— Reuters
SINGAPORE: Singapore's government will assess the performance of state investors GIC and Temasek against their mandates and risk profiles and will not compare them with other funds, a minister said on Monday.
"Our focus has always been on long-term performance, rather than on short-term or year-to-year fluctuations," said Jeffrey Siow, a senior minister of state for finance.
"The government's assessment is that the returns generated by GIC and Temasek are reasonable and within expectations given their mandates and their risk profiles," he told Parliament.
Lawmakers asked about the performance of both firms after a Financial Times in December called Singapore's sovereign wealth returns "poor."
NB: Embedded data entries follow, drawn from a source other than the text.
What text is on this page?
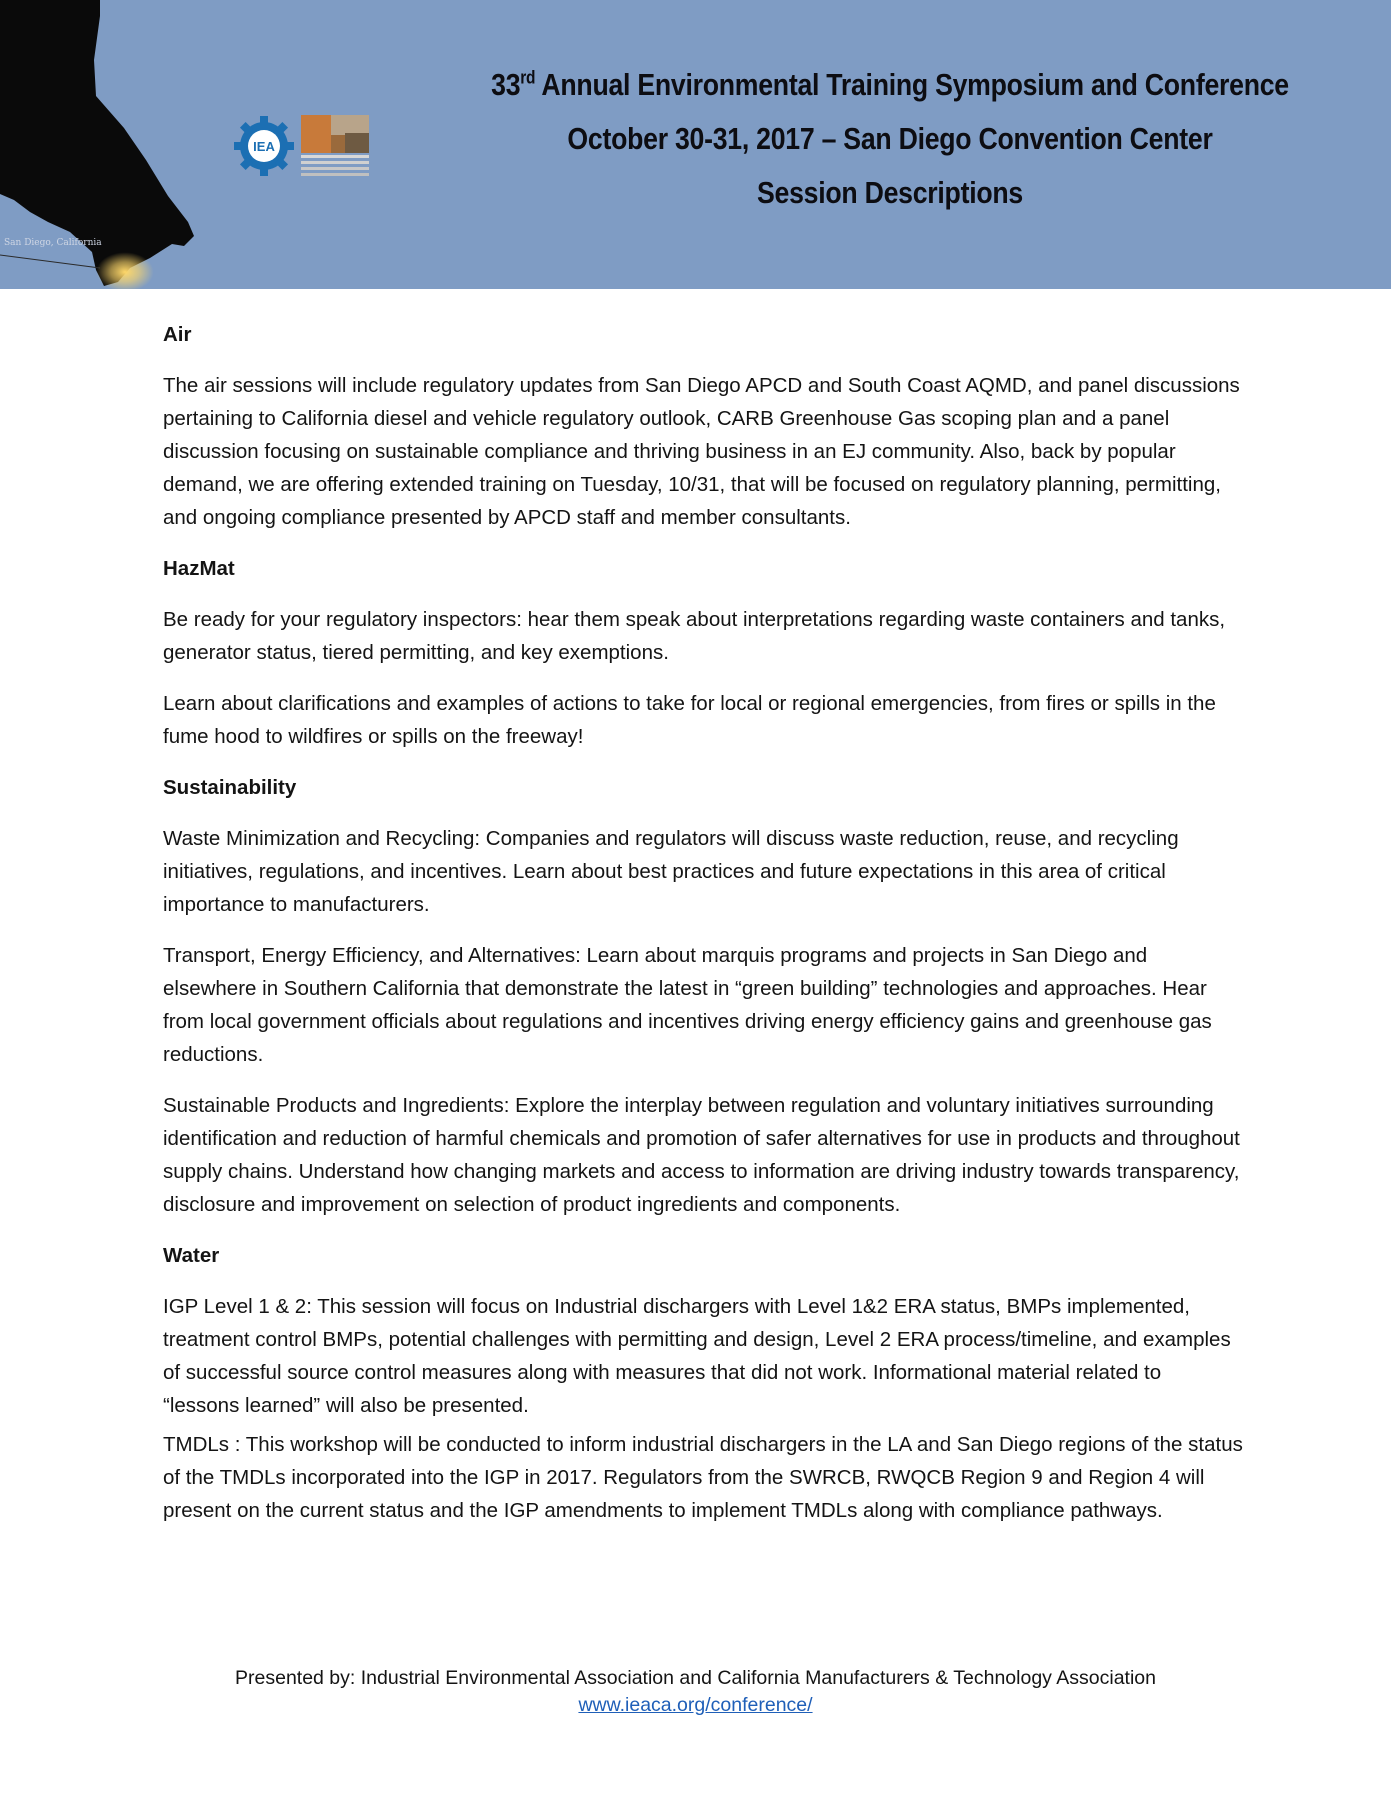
San Diego, California
IEA
33rd Annual Environmental Training Symposium and Conference
October 30-31, 2017 – San Diego Convention Center
Session Descriptions
Air
The air sessions will include regulatory updates from San Diego APCD and South Coast AQMD, and panel discussions pertaining to California diesel and vehicle regulatory outlook, CARB Greenhouse Gas scoping plan and a panel discussion focusing on sustainable compliance and thriving business in an EJ community. Also, back by popular demand, we are offering extended training on Tuesday, 10/31, that will be focused on regulatory planning, permitting, and ongoing compliance presented by APCD staff and member consultants.
HazMat
Be ready for your regulatory inspectors: hear them speak about interpretations regarding waste containers and tanks, generator status, tiered permitting, and key exemptions.
Learn about clarifications and examples of actions to take for local or regional emergencies, from fires or spills in the fume hood to wildfires or spills on the freeway!
Sustainability
Waste Minimization and Recycling: Companies and regulators will discuss waste reduction, reuse, and recycling initiatives, regulations, and incentives. Learn about best practices and future expectations in this area of critical importance to manufacturers.
Transport, Energy Efficiency, and Alternatives: Learn about marquis programs and projects in San Diego and elsewhere in Southern California that demonstrate the latest in “green building” technologies and approaches. Hear from local government officials about regulations and incentives driving energy efficiency gains and greenhouse gas reductions.
Sustainable Products and Ingredients: Explore the interplay between regulation and voluntary initiatives surrounding identification and reduction of harmful chemicals and promotion of safer alternatives for use in products and throughout supply chains. Understand how changing markets and access to information are driving industry towards transparency, disclosure and improvement on selection of product ingredients and components.
Water
IGP Level 1 & 2: This session will focus on Industrial dischargers with Level 1&2 ERA status, BMPs implemented, treatment control BMPs, potential challenges with permitting and design, Level 2 ERA process/timeline, and examples of successful source control measures along with measures that did not work. Informational material related to “lessons learned” will also be presented.
TMDLs : This workshop will be conducted to inform industrial dischargers in the LA and San Diego regions of the status of the TMDLs incorporated into the IGP in 2017. Regulators from the SWRCB, RWQCB Region 9 and Region 4 will present on the current status and the IGP amendments to implement TMDLs along with compliance pathways.
Presented by: Industrial Environmental Association and California Manufacturers & Technology Association
www.ieaca.org/conference/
In July last year, Temasek reported a 10-year total shareholder return of 5% for the year ended March 31, 2025, which lagged behind the MSCI ACWI's 9% and Singapore's Straits Times Index at 6%, though its 20-year return of 7% is broadly in line with both benchmarks.
Meanwhile, GIC's 20-year annualised real return came in at 3.8% for the same year, marginally below the 3.9% it posted a year earlier, its weakest performance since 2020 when returns hit 2.7%.
The 51-year-old Temasek, which managed a S$434 billion ($338.35 billion) portfolio as of March 2025, will launch a new investment structure from April 1, it said in August.
Siow said given how investment markets have been uncertain and volatile, "GIC's returns over shorter periods could be low or even negative, but the government is able to absorb these short-term market fluctuations and risks because it has a strong balance sheet."
"We will continue to review their mandates and performance regularly, in line with changes in the global economic investment landscape," Siow said.